Dragonfly 44 dark matter galaxy
The dark galaxy Dragonfly 44 appears to have about as much mass as our own Milky Way galaxy, but only 0.01 percent of that mass is in the form of stars and normal matter. The rest is dark matter, scientists say. (Credit: Pieter van Dokkum and Roberto Abraham / Gemini Observatory / AURA)

About 85 percent of the mass of the universe consists of mysterious stuff known as dark matter, but a galaxy called Dragonfly 44 appears to be even darker: 99.99 percent dark, according to newly published findings.

Dragonfly 44, which lies about 300 million light-years away in the Coma galaxy cluster, is the subject of a study published in the Astrophysical Journal Letters.

“It has so few stars that it would quickly be ripped apart unless something was holding it together,” Yale astronomer Pieter van Dokkum, the study’s lead author, said in a news release.

Van Dokkum and his colleagues tracked the motions of the stars in the galaxy using the Keck Observatory and the Gemini North telescope in Hawaii. The stars’ motions told the astronomers about the gravitational field surrounding Dragonfly 44.

The stars moved much faster than they should have, if that’s all there was in the galaxy. Calculations showed that the stars and visible matter would account for only 0.01 percent of the galaxy’s gravitational mass. The researchers concluded that the rest must be dark matter.

Including the dark matter, Dragonfly 44 has the mass of 1 trillion suns, which is similar to the mass of our own Milky Way galaxy.

“We have no idea how galaxies like Dragonfly 44 could have formed,” said the University of Toronto’s Roberto Abraham, a co-author of the study. “The Gemini data show that a relatively large fraction of the stars is in the form of very compact clusters, and that is probably an important clue. But at the moment we’re just guessing.”

Dark matter has loomed as a cosmological mystery for decades. The latest view is that ordinary matter makes up about 5 percent of the universe’s mass-energy content, dark matter accounts for 26 percent, and another factor known as dark energy accounts for the other 69 percent.
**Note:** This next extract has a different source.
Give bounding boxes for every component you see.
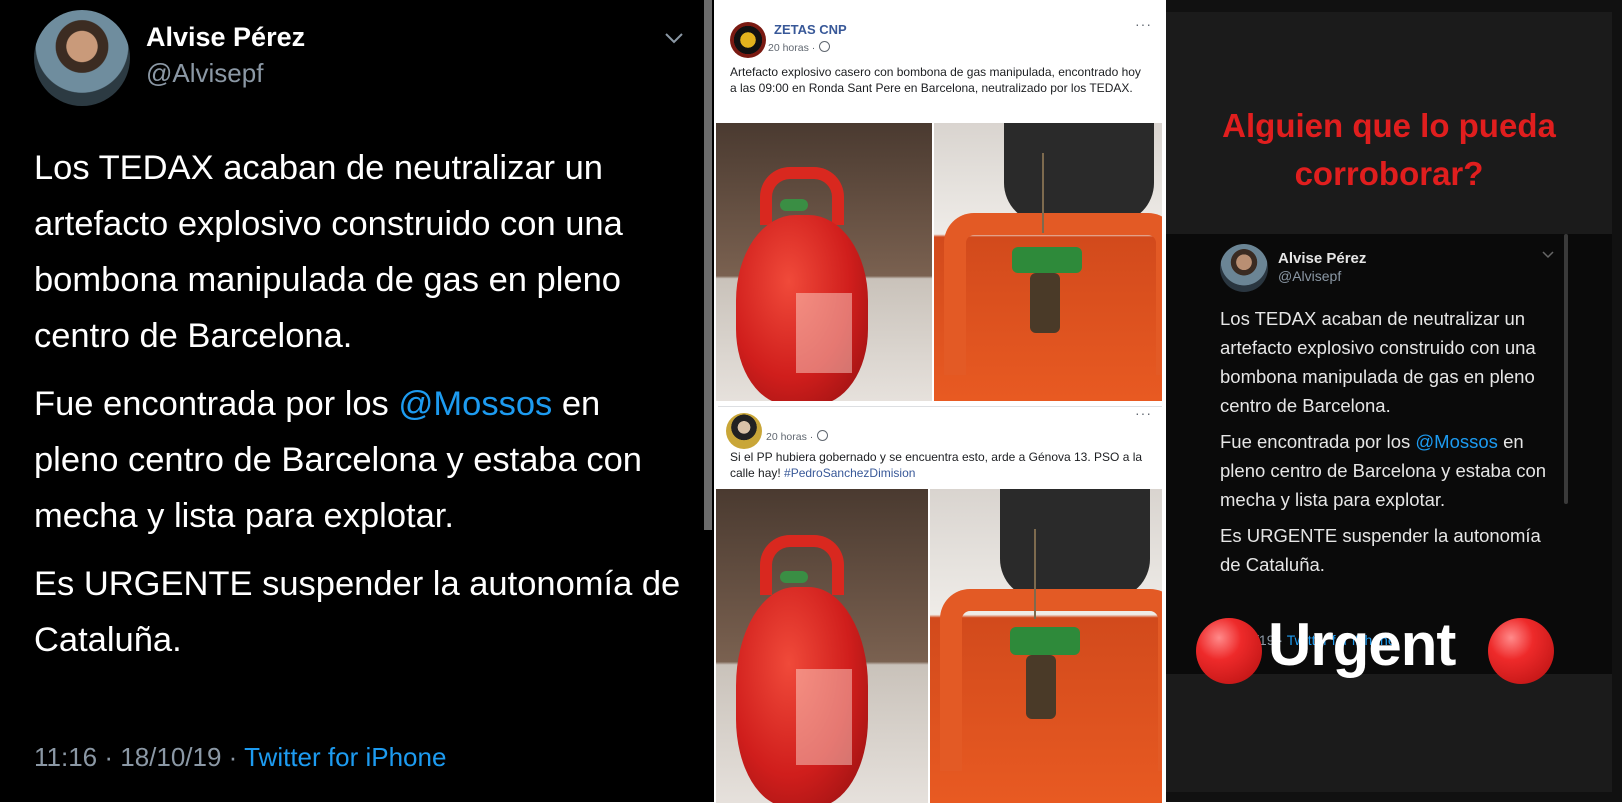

Scientists have gone back and forth on the nature of dark matter: It could take the form of massive astrophysical compact halo objects, or MACHOs. It could exist as weakly interacting massive particles, or WIMPS. While particle physicists are hunting for clues using powerful accelerators such as the Large Hadron Collider, astronomers are looking for evidence from deep space.

“The race is on to find massive dark galaxies that are even closer to us than Dragonfly 44, so we can look for feeble signals that may reveal a dark matter particle,” van Dokkum said.

In addition to van Dokkum and Abraham, the authors of “A High Stellar Velocity Dispersion and ~100 Globular Clusters for the Ultra Diffuse Galaxy Dragonfly 44” include Jean Brodie, Charlie Conroy, Shany Danieli, Allison Merritt, Lamiya Mowla, Aaron Romanowsky and Jielai Zhang.